Figure 5. Skin DC subsets are highly heterogeneous between individuals

(A) viSNE contour map of merged skin data (n=7, 5 independent exp.) was overlaid with a plot for each donor (D1–7). DC subsets were manually annotated. (B) Heatmap of marker variance across donors (n=7) in skin DC subsets. (C) Violin plots of highly variable surface markers in skin DC. Each dot represents a donor. Please see Figure S5 for PCC of skin DC subsets.

Figure 6. moDC differ from in situ DC subsets

(A) FACS analysis of in vitro generated moDC (1 representative of 2 independent exp.). (B) PCA of moDC and myeloid subsets from tissues and donors analyzed in Figure 4. Ellipse marks 95% confidence region for each cell type. (C) viSNE contour map generated from merged blood, skin, and moDC (n=2–7, 2–5 independent exp.) data was overlaid with each sample type (columns), colored by marker expression (rows). Please see Figure S6 for PCA variance.
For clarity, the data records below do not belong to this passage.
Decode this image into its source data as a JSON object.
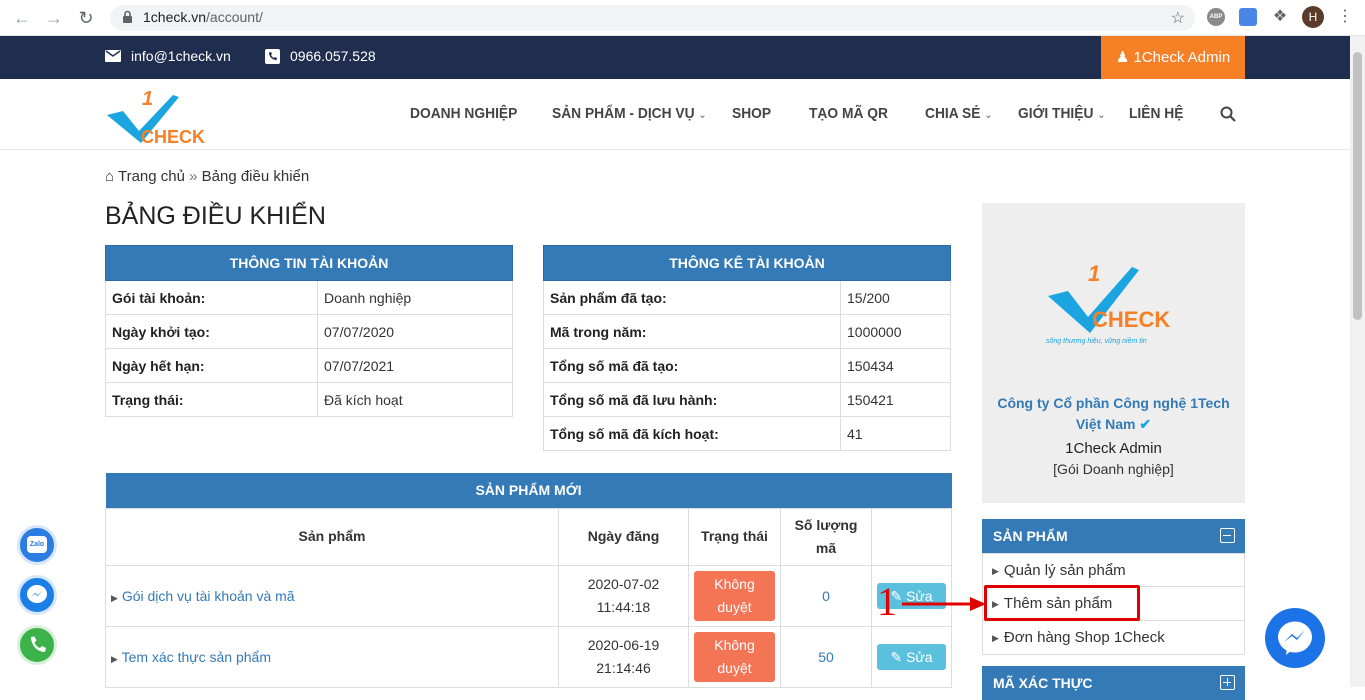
{
  "browser": {
    "url_host": "1check.vn",
    "url_path": "/account/",
    "profile_initial": "H",
    "abp_label": "ABP"
  },
  "topbar": {
    "email": "info@1check.vn",
    "phone": "0966.057.528",
    "admin_button": "1Check Admin"
  },
  "logo": {
    "text": "CHECK",
    "mark": "1"
  },
  "menu": {
    "items": [
      {
        "label": "DOANH NGHIỆP",
        "has_dropdown": false
      },
      {
        "label": "SẢN PHẨM - DỊCH VỤ",
        "has_dropdown": true
      },
      {
        "label": "SHOP",
        "has_dropdown": false
      },
      {
        "label": "TẠO MÃ QR",
        "has_dropdown": false
      },
      {
        "label": "CHIA SẺ",
        "has_dropdown": true
      },
      {
        "label": "GIỚI THIỆU",
        "has_dropdown": true
      },
      {
        "label": "LIÊN HỆ",
        "has_dropdown": false
      }
    ]
  },
  "breadcrumb": {
    "home": "Trang chủ",
    "sep": "»",
    "current": "Bảng điều khiển"
  },
  "page_title": "BẢNG ĐIỀU KHIỂN",
  "account_info": {
    "title": "THÔNG TIN TÀI KHOẢN",
    "rows": [
      {
        "k": "Gói tài khoản:",
        "v": "Doanh nghiệp"
      },
      {
        "k": "Ngày khởi tạo:",
        "v": "07/07/2020"
      },
      {
        "k": "Ngày hết hạn:",
        "v": "07/07/2021"
      },
      {
        "k": "Trạng thái:",
        "v": "Đã kích hoạt"
      }
    ]
  },
  "account_stats": {
    "title": "THÔNG KÊ TÀI KHOẢN",
    "rows": [
      {
        "k": "Sản phẩm đã tạo:",
        "v": "15/200"
      },
      {
        "k": "Mã trong năm:",
        "v": "1000000"
      },
      {
        "k": "Tổng số mã đã tạo:",
        "v": "150434"
      },
      {
        "k": "Tổng số mã đã lưu hành:",
        "v": "150421"
      },
      {
        "k": "Tổng số mã đã kích hoạt:",
        "v": "41"
      }
    ]
  },
  "new_products": {
    "title": "SẢN PHẨM MỚI",
    "headers": {
      "product": "Sản phẩm",
      "date": "Ngày đăng",
      "status": "Trạng thái",
      "qty_1": "Số lượng",
      "qty_2": "mã"
    },
    "rows": [
      {
        "name": "Gói dịch vụ tài khoản và mã",
        "date": "2020-07-02",
        "time": "11:44:18",
        "status_1": "Không",
        "status_2": "duyệt",
        "qty": "0",
        "action": "Sửa"
      },
      {
        "name": "Tem xác thực sản phẩm",
        "date": "2020-06-19",
        "time": "21:14:46",
        "status_1": "Không",
        "status_2": "duyệt",
        "qty": "50",
        "action": "Sửa"
      }
    ]
  },
  "sidebar": {
    "logo_text": "CHECK",
    "logo_mark": "1",
    "slogan": "sống thương hiệu, vững niềm tin",
    "company": "Công ty Cổ phần Công nghệ 1Tech Việt Nam",
    "admin_name": "1Check Admin",
    "plan": "[Gói Doanh nghiệp]",
    "products_panel": {
      "title": "SẢN PHẨM",
      "links": [
        "Quản lý sản phẩm",
        "Thêm sản phẩm",
        "Đơn hàng Shop 1Check"
      ]
    },
    "codes_panel": {
      "title": "MÃ XÁC THỰC"
    }
  },
  "annotation": {
    "number": "1",
    "color": "#e00000"
  },
  "floating": {
    "zalo_label": "Zalo"
  },
  "colors": {
    "navy": "#1f2d4e",
    "orange": "#f58025",
    "blue": "#337ab7",
    "status": "#f47456",
    "edit": "#5bc0de"
  }
}
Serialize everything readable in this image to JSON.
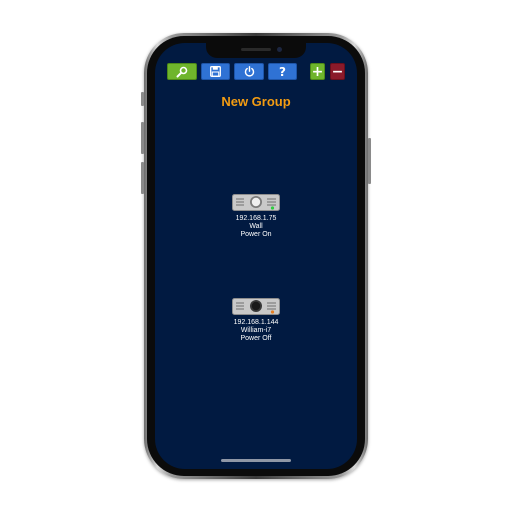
{
  "toolbar": {
    "settings_icon": "wrench-icon",
    "save_icon": "floppy-disk-icon",
    "power_icon": "power-icon",
    "help_label": "?",
    "add_label": "+",
    "remove_label": "−",
    "colors": {
      "green": "#6fb52c",
      "blue": "#2f72d4",
      "red": "#8b1a2a"
    }
  },
  "group": {
    "title": "New Group",
    "title_color": "#f39c12"
  },
  "devices": [
    {
      "ip": "192.168.1.75",
      "name": "Wall",
      "status": "Power On",
      "indicator_color": "#2ecc40",
      "lens": "light"
    },
    {
      "ip": "192.168.1.144",
      "name": "William-i7",
      "status": "Power Off",
      "indicator_color": "#e67e22",
      "lens": "dark"
    }
  ],
  "screen": {
    "background": "#011a41"
  }
}
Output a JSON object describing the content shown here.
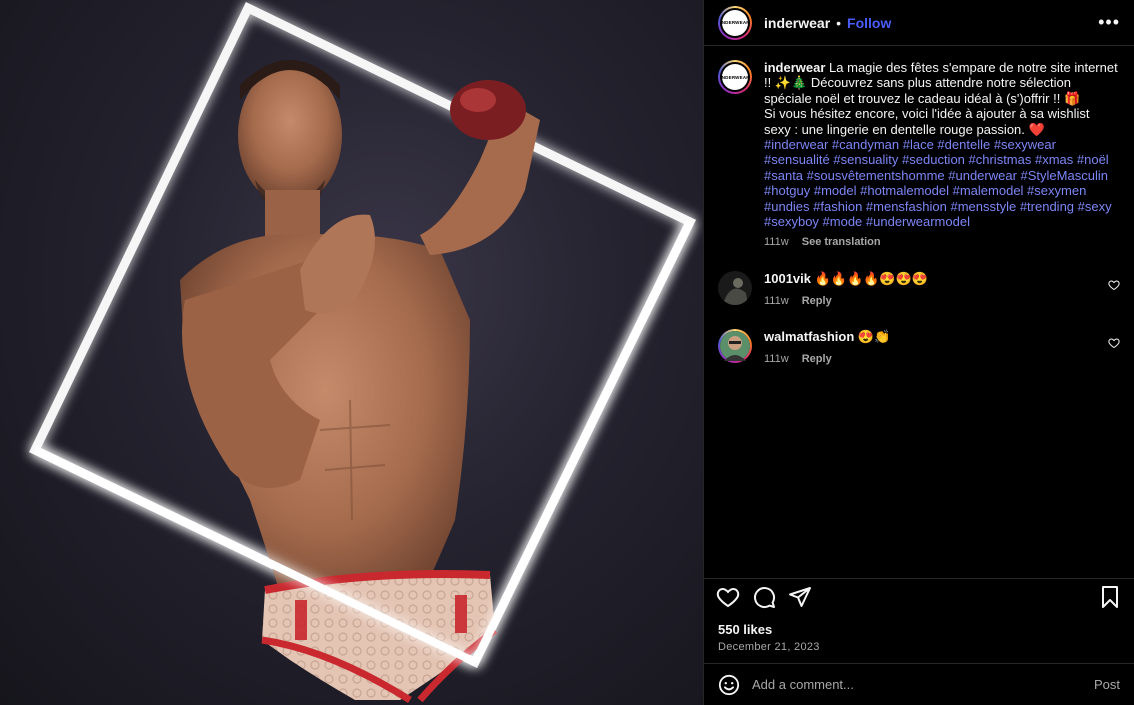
{
  "post": {
    "username": "inderwear",
    "follow_label": "Follow",
    "separator": "•",
    "more_label": "•••",
    "brand_avatar_text": "INDERWEAR"
  },
  "caption": {
    "username": "inderwear",
    "text": "La magie des fêtes s'empare de notre site internet !! ✨🎄 Découvrez sans plus attendre notre sélection spéciale noël et trouvez le cadeau idéal à (s')offrir !! 🎁",
    "text2": "Si vous hésitez encore, voici l'idée à ajouter à sa wishlist sexy : une lingerie en dentelle rouge passion. ❤️",
    "hashtags": "#inderwear #candyman #lace #dentelle #sexywear #sensualité #sensuality #seduction #christmas #xmas #noël #santa #sousvêtementshomme #underwear #StyleMasculin #hotguy #model #hotmalemodel #malemodel #sexymen #undies #fashion #mensfashion #mensstyle #trending #sexy #sexyboy #mode #underwearmodel",
    "time": "111w",
    "translate_label": "See translation"
  },
  "comments": [
    {
      "username": "1001vik",
      "text": "🔥🔥🔥🔥😍😍😍",
      "time": "111w",
      "reply_label": "Reply"
    },
    {
      "username": "walmatfashion",
      "text": "😍👏",
      "time": "111w",
      "reply_label": "Reply"
    }
  ],
  "stats": {
    "likes": "550 likes",
    "date": "December 21, 2023"
  },
  "composer": {
    "placeholder": "Add a comment...",
    "post_label": "Post"
  },
  "icons": [
    "more-icon",
    "heart-icon",
    "comment-icon",
    "share-icon",
    "bookmark-icon",
    "emoji-icon",
    "like-comment-icon"
  ],
  "colors": {
    "background": "#000000",
    "link_blue": "#4a5df9",
    "hashtag": "#7b86f7",
    "muted": "#a8a8a8",
    "underwear_red": "#c8282e"
  }
}
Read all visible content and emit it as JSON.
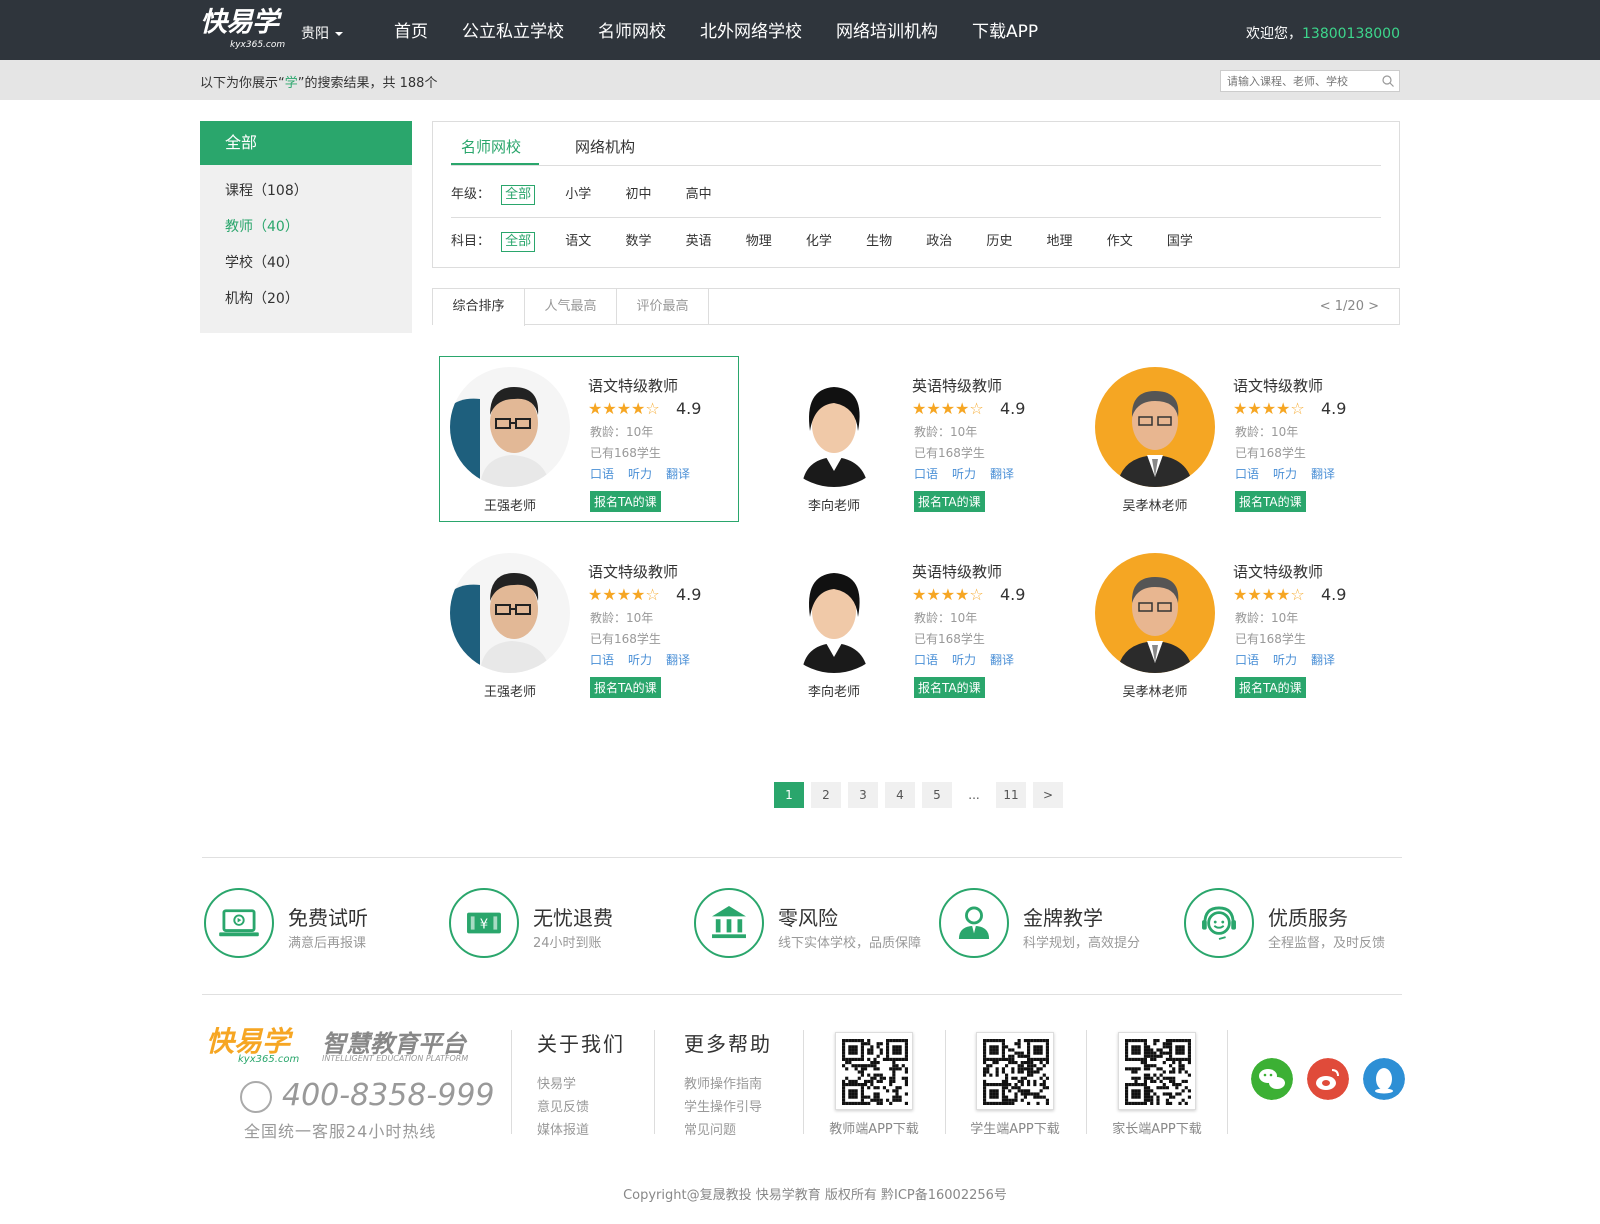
{
  "header": {
    "logo_text": "快易学",
    "logo_sub": "kyx365.com",
    "city": "贵阳",
    "nav": [
      "首页",
      "公立私立学校",
      "名师网校",
      "北外网络学校",
      "网络培训机构",
      "下载APP"
    ],
    "welcome": "欢迎您，",
    "phone": "13800138000"
  },
  "searchbar": {
    "prefix": "以下为你展示“",
    "keyword": "学",
    "suffix": "”的搜索结果，共 188个",
    "placeholder": "请输入课程、老师、学校"
  },
  "sidebar": {
    "all": "全部",
    "items": [
      "课程（108）",
      "教师（40）",
      "学校（40）",
      "机构（20）"
    ]
  },
  "filter": {
    "tabs": [
      "名师网校",
      "网络机构"
    ],
    "grade_label": "年级：",
    "grades": [
      "全部",
      "小学",
      "初中",
      "高中"
    ],
    "subject_label": "科目：",
    "subjects": [
      "全部",
      "语文",
      "数学",
      "英语",
      "物理",
      "化学",
      "生物",
      "政治",
      "历史",
      "地理",
      "作文",
      "国学"
    ]
  },
  "sort": {
    "options": [
      "综合排序",
      "人气最高",
      "评价最高"
    ],
    "page_info": "< 1/20 >"
  },
  "teachers": [
    {
      "name": "王强老师",
      "title": "语文特级教师",
      "stars": 4,
      "rating": "4.9",
      "years": "教龄：10年",
      "students": "已有168学生",
      "tags": [
        "口语",
        "听力",
        "翻译"
      ],
      "button": "报名TA的课"
    },
    {
      "name": "李向老师",
      "title": "英语特级教师",
      "stars": 4,
      "rating": "4.9",
      "years": "教龄：10年",
      "students": "已有168学生",
      "tags": [
        "口语",
        "听力",
        "翻译"
      ],
      "button": "报名TA的课"
    },
    {
      "name": "吴孝林老师",
      "title": "语文特级教师",
      "stars": 4,
      "rating": "4.9",
      "years": "教龄：10年",
      "students": "已有168学生",
      "tags": [
        "口语",
        "听力",
        "翻译"
      ],
      "button": "报名TA的课"
    },
    {
      "name": "王强老师",
      "title": "语文特级教师",
      "stars": 4,
      "rating": "4.9",
      "years": "教龄：10年",
      "students": "已有168学生",
      "tags": [
        "口语",
        "听力",
        "翻译"
      ],
      "button": "报名TA的课"
    },
    {
      "name": "李向老师",
      "title": "英语特级教师",
      "stars": 4,
      "rating": "4.9",
      "years": "教龄：10年",
      "students": "已有168学生",
      "tags": [
        "口语",
        "听力",
        "翻译"
      ],
      "button": "报名TA的课"
    },
    {
      "name": "吴孝林老师",
      "title": "语文特级教师",
      "stars": 4,
      "rating": "4.9",
      "years": "教龄：10年",
      "students": "已有168学生",
      "tags": [
        "口语",
        "听力",
        "翻译"
      ],
      "button": "报名TA的课"
    }
  ],
  "pagination": [
    "1",
    "2",
    "3",
    "4",
    "5",
    "...",
    "11",
    ">"
  ],
  "features": [
    {
      "title": "免费试听",
      "sub": "满意后再报课",
      "icon": "laptop-play-icon"
    },
    {
      "title": "无忧退费",
      "sub": "24小时到账",
      "icon": "money-ticket-icon"
    },
    {
      "title": "零风险",
      "sub": "线下实体学校，品质保障",
      "icon": "bank-building-icon"
    },
    {
      "title": "金牌教学",
      "sub": "科学规划，高效提分",
      "icon": "teacher-icon"
    },
    {
      "title": "优质服务",
      "sub": "全程监督，及时反馈",
      "icon": "headset-service-icon"
    }
  ],
  "footer": {
    "brand": "快易学",
    "url": "kyx365.com",
    "slogan": "智慧教育平台",
    "slogan_en": "INTELLIGENT EDUCATION PLATFORM",
    "hotline": "400-8358-999",
    "hotline_sub": "全国统一客服24小时热线",
    "about_title": "关于我们",
    "about_links": [
      "快易学",
      "意见反馈",
      "媒体报道"
    ],
    "help_title": "更多帮助",
    "help_links": [
      "教师操作指南",
      "学生操作引导",
      "常见问题"
    ],
    "qrcodes": [
      "教师端APP下载",
      "学生端APP下载",
      "家长端APP下载"
    ],
    "copyright": "Copyright@复晟教投  快易学教育  版权所有  黔ICP备16002256号"
  },
  "colors": {
    "brand_green": "#2aa66c",
    "header_dark": "#2f353c",
    "star_orange": "#f6a623",
    "link_blue": "#4a8fd6"
  }
}
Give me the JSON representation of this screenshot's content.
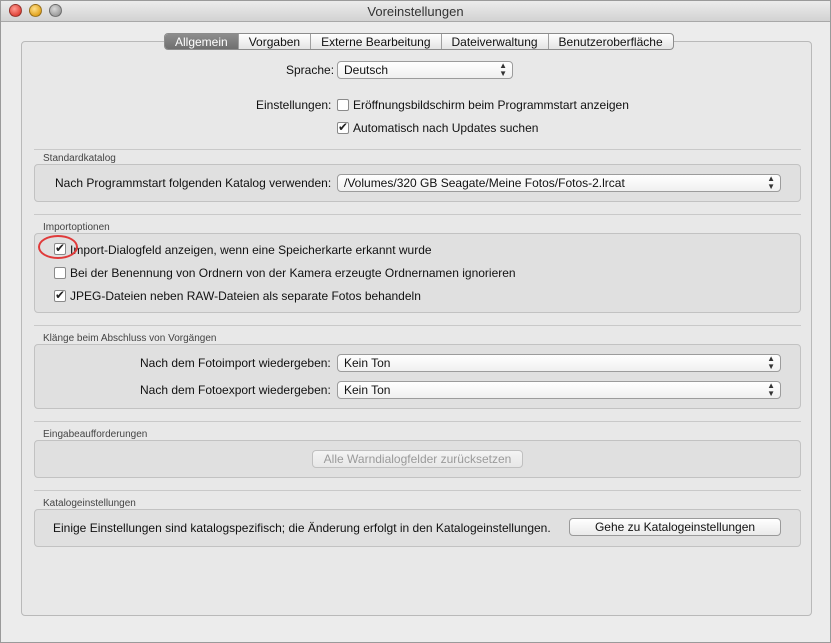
{
  "window": {
    "title": "Voreinstellungen"
  },
  "tabs": [
    {
      "label": "Allgemein",
      "active": true
    },
    {
      "label": "Vorgaben",
      "active": false
    },
    {
      "label": "Externe Bearbeitung",
      "active": false
    },
    {
      "label": "Dateiverwaltung",
      "active": false
    },
    {
      "label": "Benutzeroberfläche",
      "active": false
    }
  ],
  "general": {
    "language_label": "Sprache:",
    "language_value": "Deutsch",
    "settings_label": "Einstellungen:",
    "splash_label": "Eröffnungsbildschirm beim Programmstart anzeigen",
    "splash_checked": false,
    "updates_label": "Automatisch nach Updates suchen",
    "updates_checked": true
  },
  "standard_catalog": {
    "title": "Standardkatalog",
    "label": "Nach Programmstart folgenden Katalog verwenden:",
    "value": "/Volumes/320 GB Seagate/Meine Fotos/Fotos-2.lrcat"
  },
  "import_options": {
    "title": "Importoptionen",
    "items": [
      {
        "label": "Import-Dialogfeld anzeigen, wenn eine Speicherkarte erkannt wurde",
        "checked": true
      },
      {
        "label": "Bei der Benennung von Ordnern von der Kamera erzeugte Ordnernamen ignorieren",
        "checked": false
      },
      {
        "label": "JPEG-Dateien neben RAW-Dateien als separate Fotos behandeln",
        "checked": true
      }
    ]
  },
  "sounds": {
    "title": "Klänge beim Abschluss von Vorgängen",
    "import_label": "Nach dem Fotoimport wiedergeben:",
    "import_value": "Kein Ton",
    "export_label": "Nach dem Fotoexport wiedergeben:",
    "export_value": "Kein Ton"
  },
  "prompts": {
    "title": "Eingabeaufforderungen",
    "reset_button": "Alle Warndialogfelder zurücksetzen"
  },
  "catalog_settings": {
    "title": "Katalogeinstellungen",
    "text": "Einige Einstellungen sind katalogspezifisch; die Änderung erfolgt in den Katalogeinstellungen.",
    "button": "Gehe zu Katalogeinstellungen"
  },
  "annotation": {
    "color": "#e03a3a"
  }
}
Figure 7. Uptake of anti-receptor mAb by skin DC subsets

(A) Violin plots of uptake receptors in blood and skin myeloid subsets analyzed using CyTOF panel 3. Each dot represents a donor (n=4–7, 6 independent exp.). (B) Schematic of the mAb inoculation (upper panel). Individual viSNE display expression (Stained) or capture (Inoculated) of mAb (1 representative of 3 independent exp.). (C) Uptake of A647-labeled anti-Clec9A–or control mAb in C57BL/6 mice 24h after s.c. inoculation (1 representative of 2 exp.). Please see Figure S7 for blood vs. skin comparison and flow cytometry validation of mAb capturing.